Friday, 22 July 2011

A new title to look out for !

Oxford University Press has just brought out "A concise companion to history", edited by Ulinka Rublack.
The book contains a selection of essays on the writing and interpretation of history, and on the treatment of cross-cultural thematic issues such as commerce, population and ethnicity, including a chapter on the merging discipline of environmental history.

SOAS Library has a couple of copies on order ...

Click HERE to read the review by Alix Green (University of Herfordshire) in the Institute of Historical Research's Reviews in History
Alix is Head of Policy at the University and a part-time PhD student researching how "historical thinking can contribute to public policy development"

Wednesday, 29 June 2011

More on the acquisition of "cultural assets" by museums

Report from Bloomberg news on the ceding of a collection of antiquities to Leipzig University's Egyptian Museum by the Jewish Claims Conference.
The sale of the artifacts by Egyptologist Georg Steindorff to the Museum in 1937 had been ruled earlier this year as being made under duress. Steindorff, who was of Jewish descent, escaped from Germany in 1939.

Monday, 6 June 2011

Cambridge Histories Online: new online resource


SOAS Library now has access to the complete Cambridge Histories Online containing over 270 volumes published since 1960, covering over 15 different academic subjects. Users can search and browse content, personalise the interface including, saved & most recent searches, workspaces and bookmarks and export citations.

Includes: The Cambridge History of Music, The Cambridge History of Islam & The New Cambridge History of Islam, The Cambridge History of Judaism, The Cambridge History of Political Thought, The Cambridge History of Africa, The Cambridge History of Ancient China, The Cambridge History of Early Inner Asia, The Cambridge History of Egypt, The Cambridge History of Iran, The Cambridge History of Japan, The Cambridge History of Southeast Asia, The New Cambridge History of India and many more...

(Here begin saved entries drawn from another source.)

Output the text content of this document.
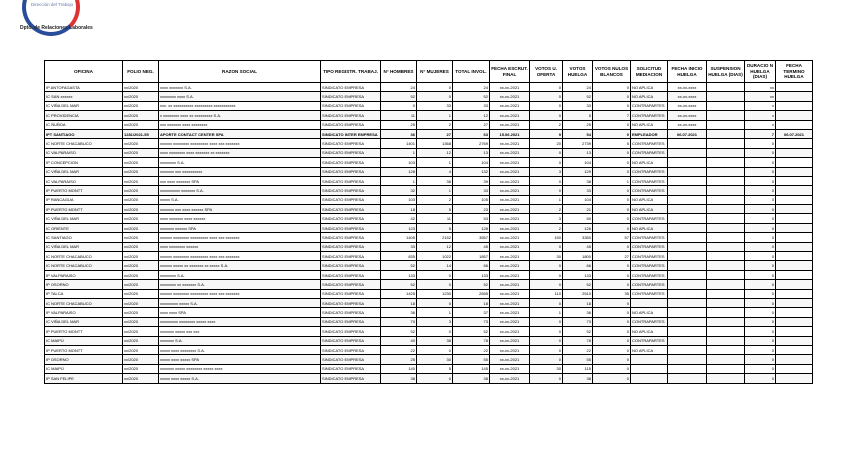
Dirección del Trabajo
Dpto. de Relaciones Laborales
OFICINA	FOLIO NEG.	RAZON SOCIAL	TIPO REGISTR. TRABAJ.	N° HOMBRES	N° MUJERES	TOTAL INVOL.	FECHA ESCRUT. FINAL	VOTOS U. OFERTA	VOTOS HUELGA	VOTOS NULOS BLANCOS	SOLICITUD MEDIACION	FECHA INICIO HUELGA	SUSPENSION HUELGA (DIAS)	DURACIO N HUELGA (DIAS)	FECHA TERMINO HUELGA
IP ANTOFAGASTA	xx/2020	xxxx xxxxxxx S.A.	SINDICATO EMPRESA	24	0	24	xx-xx-2021	0	24	0	NO APLICA	xx-xx-xxxx		xx	
IC SAN xxxxxx	xx/2020	xxxxxxxx xxxx S.A.	SINDICATO EMPRESA	52	0	52	xx-xx-2021	0	52	0	NO APLICA	xx-xx-xxxx		xx	
IC VIÑA DEL MAR	xx/2020	xxx. xx xxxxxxxxxx xxxxxxxxx xxxxxxxxxxx	SINDICATO EMPRESA	0	33	33	xx-xx-2021	0	33	0	CONTRAPARTES	xx-xx-xxxx		x	
IC PROVIDENCIA	xx/2020	x xxxxxxxx xxxx xx xxxxxxxxx S.A.	SINDICATO EMPRESA	11	1	12	xx-xx-2021	0	5	7	CONTRAPARTES	xx-xx-xxxx		x	
IC ÑUÑOA	xx/2020	xxx xxxxxxx xxxx xxxxxxxx	SINDICATO EMPRESA	25	2	27	xx-xx-2021	2	25	0	NO APLICA	xx-xx-xxxx		x	
IPT SANTIAGO	1281/2021-55	APORTE CONTACT CENTER SPA	SINDICATO INTER EMPRESA	36	27	63	15.06.2021	9	54	0	EMPLEADOR	06.07.2021		7	06.07.2021
IC NORTE CHACABUCO	xx/2020	xxxxxx xxxxxxxx xxxxxxxxx xxxx xxx xxxxxxx	SINDICATO EMPRESA	1401	1368	2769	xx-xx-2021	20	2739	5	CONTRAPARTES			0	
IC VALPARAISO	xx/2020	xxxx xxxxxxxx xxxx xxxxxxx xx xxxxxxx	SINDICATO EMPRESA	1	12	13	xx-xx-2021	0	13	0	CONTRAPARTES			0	
IP CONCEPCION	xx/2020	xxxxxxxx S.A.	SINDICATO EMPRESA	103	1	104	xx-xx-2021	0	104	0	NO APLICA			0	
IC VIÑA DEL MAR	xx/2020	xxxxxxx xxx xxxxxxxxxx	SINDICATO EMPRESA	128	4	132	xx-xx-2021	3	129	0	CONTRAPARTES			0	
IC VALPARAISO	xx/2020	xxx xxxx xxxxxxx SPA	SINDICATO EMPRESA	1	38	39	xx-xx-2021	0	38	1	CONTRAPARTES			0	
IP PUERTO MONTT	xx/2020	xxxxxxxxxx xxxxxxx S.A.	SINDICATO EMPRESA	32	1	33	xx-xx-2021	0	33	0	CONTRAPARTES			0	
IP RANCAGUA	xx/2020	xxxxx S.A.	SINDICATO EMPRESA	103	2	105	xx-xx-2021	1	104	0	NO APLICA			0	
IP PUERTO MONTT	xx/2020	xxxxxxx xxx xxxx xxxxxx SPA	SINDICATO EMPRESA	18	5	23	xx-xx-2021	2	21	0	NO APLICA			0	
IC VIÑA DEL MAR	xx/2020	xxxx xxxxxxx xxxx xxxxxx	SINDICATO EMPRESA	42	11	53	xx-xx-2021	3	50	0	CONTRAPARTES			0	
IC ORIENTE	xx/2020	xxxxxxx xxxxxx SPA	SINDICATO EMPRESA	123	5	128	xx-xx-2021	2	126	0	NO APLICA			0	
IC SANTIAGO	xx/2020	xxxxxx xxxxxxxx xxxxxxxxx xxxx xxx xxxxxxx	SINDICATO EMPRESA	1405	2152	3557	xx-xx-2021	150	3350	57	CONTRAPARTES			0	
IC VIÑA DEL MAR	xx/2020	xxxx xxxxxxxx xxxxxx	SINDICATO EMPRESA	33	12	45	xx-xx-2021	0	45	0	CONTRAPARTES			0	
IC NORTE CHACABUCO	xx/2020	xxxxxx xxxxxxxx xxxxxxxxx xxxx xxx xxxxxxx	SINDICATO EMPRESA	835	1022	1857	xx-xx-2021	30	1800	27	CONTRAPARTES			0	
IC NORTE CHACABUCO	xx/2020	xxxxxx xxxxx xx xxxxxxx xx xxxxx S.A.	SINDICATO EMPRESA	52	14	66	xx-xx-2021	0	66	0	CONTRAPARTES			0	
IP VALPARAISO	xx/2020	xxxxxxxx S.A.	SINDICATO EMPRESA	133	0	133	xx-xx-2021	0	133	0	CONTRAPARTES			0	
IP OSORNO	xx/2020	xxxxxxxx xx xxxxxxx S.A.	SINDICATO EMPRESA	52	0	52	xx-xx-2021	0	52	0	CONTRAPARTES			0	
IP TALCA	xx/2020	xxxxxx xxxxxxxx xxxxxxxxx xxxx xxx xxxxxxx	SINDICATO EMPRESA	1425	1230	2655	xx-xx-2021	110	2510	35	CONTRAPARTES			0	
IC NORTE CHACABUCO	xx/2020	xxxxxxxxx xxxxx S.A.	SINDICATO EMPRESA	18	0	18	xx-xx-2021	0	18	0				0	
IP VALPARAISO	xx/2020	xxxx xxxx SPA	SINDICATO EMPRESA	36	1	37	xx-xx-2021	1	36	0	NO APLICA			0	
IC VIÑA DEL MAR	xx/2020	xxxxxxxxx xxxxxxxx xxxxx xxxx	SINDICATO EMPRESA	70	3	73	xx-xx-2021	0	73	0	CONTRAPARTES			0	
IP PUERTO MONTT	xx/2020	xxxxxxx xxxxx xxx xxx	SINDICATO EMPRESA	52	0	52	xx-xx-2021	0	52	0	NO APLICA			0	
IC MAIPÚ	xx/2020	xxxxxxx S.A.	SINDICATO EMPRESA	40	38	78	xx-xx-2021	0	78	0	CONTRAPARTES			0	
IP PUERTO MONTT	xx/2020	xxxxx xxxx xxxxxxxx S.A.	SINDICATO EMPRESA	22	0	22	xx-xx-2021	0	22	0	NO APLICA			0	
IP OSORNO	xx/2020	xxxxx xxxx xxxxx SPA	SINDICATO EMPRESA	25	30	55	xx-xx-2021	0	55	0				0	
IC MAIPÚ	xx/2020	xxxxxxx xxxxx xxxxxxxx xxxxx xxxx	SINDICATO EMPRESA	140	5	145	xx-xx-2021	30	115	0				0	
IP SAN FELIPE	xx/2020	xxxxx xxxx xxxxx S.A.	SINDICATO EMPRESA	38	0	38	xx-xx-2021	0	38	0				0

http://histories.cambridge.org/ [On-campus]
http://bit.ly/CHOnline [Off-campus]

Friday, 3 June 2011

Orientalia Suecana: new open-access content

This international journal of Indological, Iranian, Semitic, Sinological and Turkic studies (founded in 1952 and published by Uppsala University in Sweden) is now making recent content available online through open-access.
The open-access content begins with Vol.58 (2009). 
The Library has print copies also from Vol.1 to Vol.59 at Per 5 / 79769

You have to download each volume individually via the links on the journal homepage in order to view the full-text.

Tuesday, 31 May 2011

Excavations at Swahili trading town in East Africa

Archaeology website "Past Horizons" reports on the excavations at Songo Mnara in Tanzania. The town was occupied between the 14th and 16th centuries AD, when the town was part of "the indigenous and cosmopolitan  form of urbanism that linked Africa with the Indian Ocean world system from AD 700 - 1500"

Monday, 23 May 2011

"Before silk: unsolved mysteries of the Silk Road" : video

Professor Colin Renfrew of the MacDonald Institute of Archaeological Research (Cambridge) delivers a lecture on the early contacts between China and Western Asia and Europe from the neolithic to the 8th century AD

This video of his lecture is uploaded onto YouTube.
Please note it runs for an hour and was recorded live

Friday, 20 May 2011

School of Museology to be established in Egypt: online article

Egypt's museums have been in the news following the looting that took place in major institutions and at archaeological sites during the country's recent political upheavals.

"The lack of trained museum personnel is indeed the overarching problem in Egypt's path towards the creation of a new effective museum system" says Ramadan Badri Hussein, supervisor of the office of the MSA's Minister for Archaeological Affairs.

As part of an ongoing programme of initiatives, a School of Museology is shortly to be established at the Casdagli Palace in Cairo.